Complete step-by-step answer:
Let hexagon $ABCDEF$ circumscribes by a circle as shown in figure below:
seo images

We need to prove that: $AB + CD + EF = BC + DE + FA$.
 As tangents from an external point to a circle are equal.
Therefore,
As $A$ is an external point, therefore $A$
$AM = AR..........(1)$
As $B$ is an external point, therefore
$BM = BN..........(2)$
As $C$ is an external point, therefore
$CN = CO............(3)$
As $D$ is an external point, therefore
$DO = DP...........(4)$
As $E$ is an external point, therefore
$EP = EQ............(5)$ and
As $F$ is an external point, therefore
$FQ = FR............(6)$
By adding (1) and (2), we get
$ \Rightarrow$$AM + BM = AR + BN$
\[ \Rightarrow AB = AR + BN...........(7)\]

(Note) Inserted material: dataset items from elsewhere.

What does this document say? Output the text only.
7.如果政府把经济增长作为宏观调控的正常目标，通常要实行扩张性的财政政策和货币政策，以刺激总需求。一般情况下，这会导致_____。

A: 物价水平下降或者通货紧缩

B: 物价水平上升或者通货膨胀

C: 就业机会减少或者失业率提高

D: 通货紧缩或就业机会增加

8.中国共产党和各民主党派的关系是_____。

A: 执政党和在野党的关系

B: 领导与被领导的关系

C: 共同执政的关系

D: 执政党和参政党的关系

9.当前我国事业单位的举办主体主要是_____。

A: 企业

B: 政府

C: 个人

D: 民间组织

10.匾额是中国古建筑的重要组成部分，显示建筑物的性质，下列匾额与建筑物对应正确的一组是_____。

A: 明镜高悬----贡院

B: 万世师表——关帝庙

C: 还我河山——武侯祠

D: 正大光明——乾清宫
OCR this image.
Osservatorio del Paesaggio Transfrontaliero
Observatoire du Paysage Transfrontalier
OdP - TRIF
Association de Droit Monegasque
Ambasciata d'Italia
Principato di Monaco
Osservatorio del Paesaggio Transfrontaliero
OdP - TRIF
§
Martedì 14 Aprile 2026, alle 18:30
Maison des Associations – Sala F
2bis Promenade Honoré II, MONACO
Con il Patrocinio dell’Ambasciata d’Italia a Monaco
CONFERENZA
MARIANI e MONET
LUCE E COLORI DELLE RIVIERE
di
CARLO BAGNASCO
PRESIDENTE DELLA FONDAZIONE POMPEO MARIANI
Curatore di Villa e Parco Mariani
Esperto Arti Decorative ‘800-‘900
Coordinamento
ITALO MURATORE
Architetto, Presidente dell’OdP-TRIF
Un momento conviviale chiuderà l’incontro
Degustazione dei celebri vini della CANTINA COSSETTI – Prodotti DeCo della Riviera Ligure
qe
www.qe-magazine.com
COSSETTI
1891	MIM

By adding (3) and (4), we get
$ \Rightarrow$$CO + DO = CN + DP$
$ \Rightarrow CD = CN + DP...........(8)$
By adding (5) and (6), we get
$ \Rightarrow$$EQ + FQ = EP + FR$
$ \Rightarrow EF = EP + FR.........(9)$
Now by adding (7), (8) and (9) we get,
$ \Rightarrow$$AB + CD + EF = AR + BN + CN + DP + EP + FR$
Now combining $(BN + CN)$, $(DP + EP)$ and $(FR + AR)$ together, we get
$ \Rightarrow$$AB + CD + EF = (BN + CN) + (DP + EF) + (FR + AR)$
As $BN + CN = BC,DP + EP = DE$and$FR + RA = FA$.
$ \Rightarrow AB + CD + EF = BC + DE + FA$.

Note: If a line is tangent to a circle, it is perpendicular to the radius drawn to the point of tangency. Tangent segments to a circle from the same external point are congruent. Also, as we know that a tangent to a circle is perpendicular to the radius through the point of contact. Hence, the tangents drawn from an external point are equal.